La farina del linguaggio va in Crusca…
… e per una volta “Repubblica” fa la cosa giusta
di Gian Marco Martignoni
Si è conclusa con l’uscita del quattordicesimo volume – «Le parole di Repubblica», intendendo il quotidiano – la pubblicazione della collana «L’Italiano; conoscere e usare una lingua formidabile», promossa dall’omonimo quotidiano in collaborazione con gli studiosi che animano la prestigiosa Accademia della Crusca, ovvero l’osservatorio – diretto da Piero Marazzini – più impegnato nel cogliere le continue trasformazioni che caratterizzano la nostra lingua.
L’iniziativa era decollata con il volume «Bada a come scrivi», con l’intento di rivolgersi a un pubblico ampio e comunque attento all’evoluzione della nostra lingua, stante l’apporto dei dialetti, l’influenza dettata dalle lingue straniere e i cambiamenti determinati dai linguaggi utilizzati dai media (giornali, radio e tv) nonché dalle nuove regole di comunicazione imposte dalla velocità della rete.

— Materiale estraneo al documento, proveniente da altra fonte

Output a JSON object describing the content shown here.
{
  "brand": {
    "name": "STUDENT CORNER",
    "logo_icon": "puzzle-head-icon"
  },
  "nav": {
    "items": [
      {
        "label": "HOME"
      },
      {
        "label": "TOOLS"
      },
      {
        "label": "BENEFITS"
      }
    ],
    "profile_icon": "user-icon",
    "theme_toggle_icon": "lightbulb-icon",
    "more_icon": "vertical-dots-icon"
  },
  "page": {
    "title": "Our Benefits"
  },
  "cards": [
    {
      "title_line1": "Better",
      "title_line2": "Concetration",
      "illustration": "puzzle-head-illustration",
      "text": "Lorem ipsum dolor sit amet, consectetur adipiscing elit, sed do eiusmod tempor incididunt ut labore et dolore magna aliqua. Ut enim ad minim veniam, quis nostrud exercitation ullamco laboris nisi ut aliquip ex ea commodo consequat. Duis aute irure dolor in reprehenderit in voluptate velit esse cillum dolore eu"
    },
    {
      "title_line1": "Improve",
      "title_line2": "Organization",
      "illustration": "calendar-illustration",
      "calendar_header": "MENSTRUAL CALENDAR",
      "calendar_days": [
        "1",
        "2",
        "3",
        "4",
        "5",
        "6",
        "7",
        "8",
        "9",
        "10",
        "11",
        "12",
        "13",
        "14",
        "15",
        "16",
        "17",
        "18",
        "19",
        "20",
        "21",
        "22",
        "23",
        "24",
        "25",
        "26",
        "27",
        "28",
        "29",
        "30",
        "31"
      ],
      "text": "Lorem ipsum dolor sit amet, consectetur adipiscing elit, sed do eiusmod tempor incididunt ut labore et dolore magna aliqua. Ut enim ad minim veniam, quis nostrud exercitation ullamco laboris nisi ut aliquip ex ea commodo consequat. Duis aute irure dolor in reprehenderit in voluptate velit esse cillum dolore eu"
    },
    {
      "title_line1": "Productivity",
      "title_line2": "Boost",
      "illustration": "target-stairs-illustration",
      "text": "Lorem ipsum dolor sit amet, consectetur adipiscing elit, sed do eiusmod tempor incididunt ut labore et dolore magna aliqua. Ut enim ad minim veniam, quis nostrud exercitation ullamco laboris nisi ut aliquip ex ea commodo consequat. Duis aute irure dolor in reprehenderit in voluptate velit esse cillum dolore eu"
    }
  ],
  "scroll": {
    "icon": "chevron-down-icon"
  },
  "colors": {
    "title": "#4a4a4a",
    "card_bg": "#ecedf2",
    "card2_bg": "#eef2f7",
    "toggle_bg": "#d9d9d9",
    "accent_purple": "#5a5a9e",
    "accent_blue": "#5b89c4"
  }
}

Fra i quattordici volumi – al modico prezzo di 5,90 euro cadauno – mi permetto di segnalarne un paio in particolare. Cioè «Sindaco e Sindaca: il linguaggio di genere», che riprendendo le raccomandazioni di Alma Sabatini per «un uso non sessista della lingua», si concentra fra l’altro anche sui cambiamenti intervenuti nel mondo delle istituzioni. Molto interessante anche «Il linguaggio della politica», a opera di Michele Cortellazzo: esamina in maniera approfondita il passaggio dal discorso argomentato e didattico dei “padri” ( da Alcide De Gasperi a Palmiro Togliatti, da Aldo Moro a Enrico Berlinguer) fino a quello delineatosi con l’avvento della spettacolarizzazione della comunicazione politica (da Bettino Craxi a Matteo Renzi, da Silvio Berlusconi a Beppe Grillo) cogliendo le sostanziali differenze tra il paradigma della superiorità e il paradigma del rispecchiamento, con tutte le degenerazioni che da tempo misuriamo purtroppo quotidianamente mediante lo schermo televisivo e non solo.

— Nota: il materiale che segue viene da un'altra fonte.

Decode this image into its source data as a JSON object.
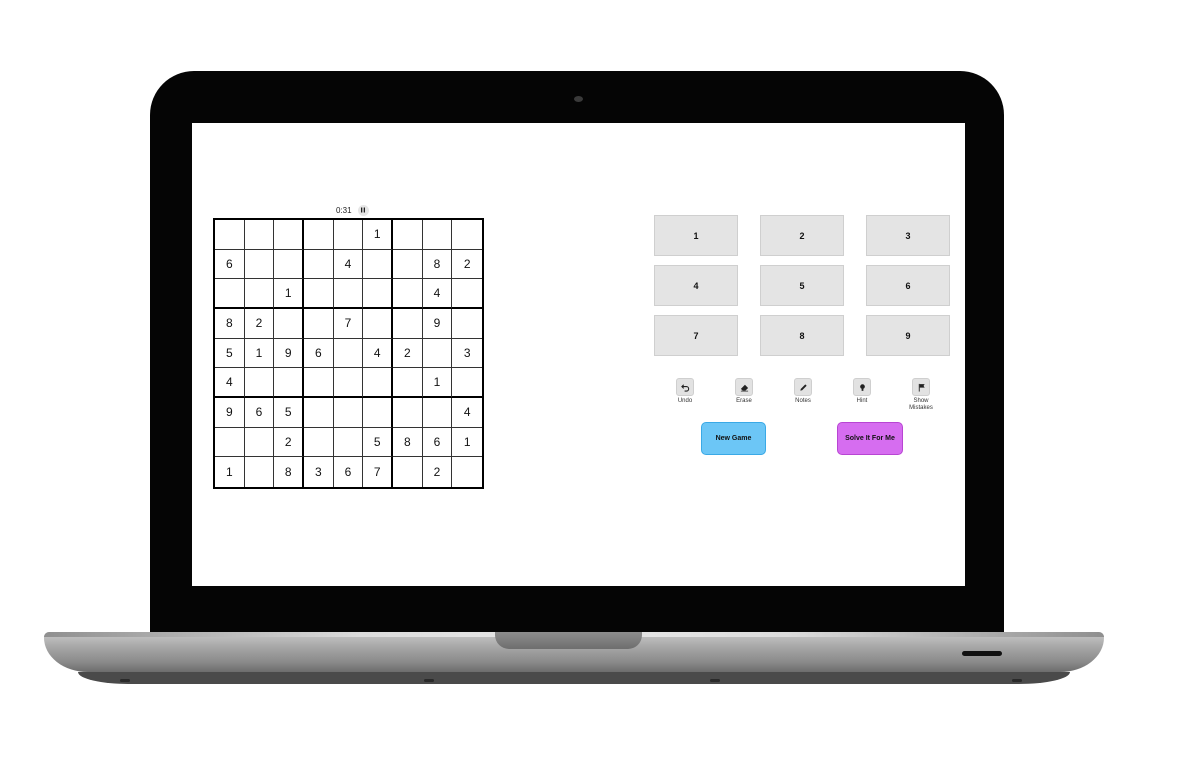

Chi scrive – sia detto per inciso – è dall’autunno 1980 che non acquista «La repubblica», ovvero da quando nella ben nota vicenda dei quarantamila licenziamenti alla Fiat il quotidiano diretto da Eugenio Scalfari evidenziò la sua natura anti-operaia e filo liberista. Ma quando una proposta editoriale merita, bisogna riconoscere a Cesare quel che è di Cesare.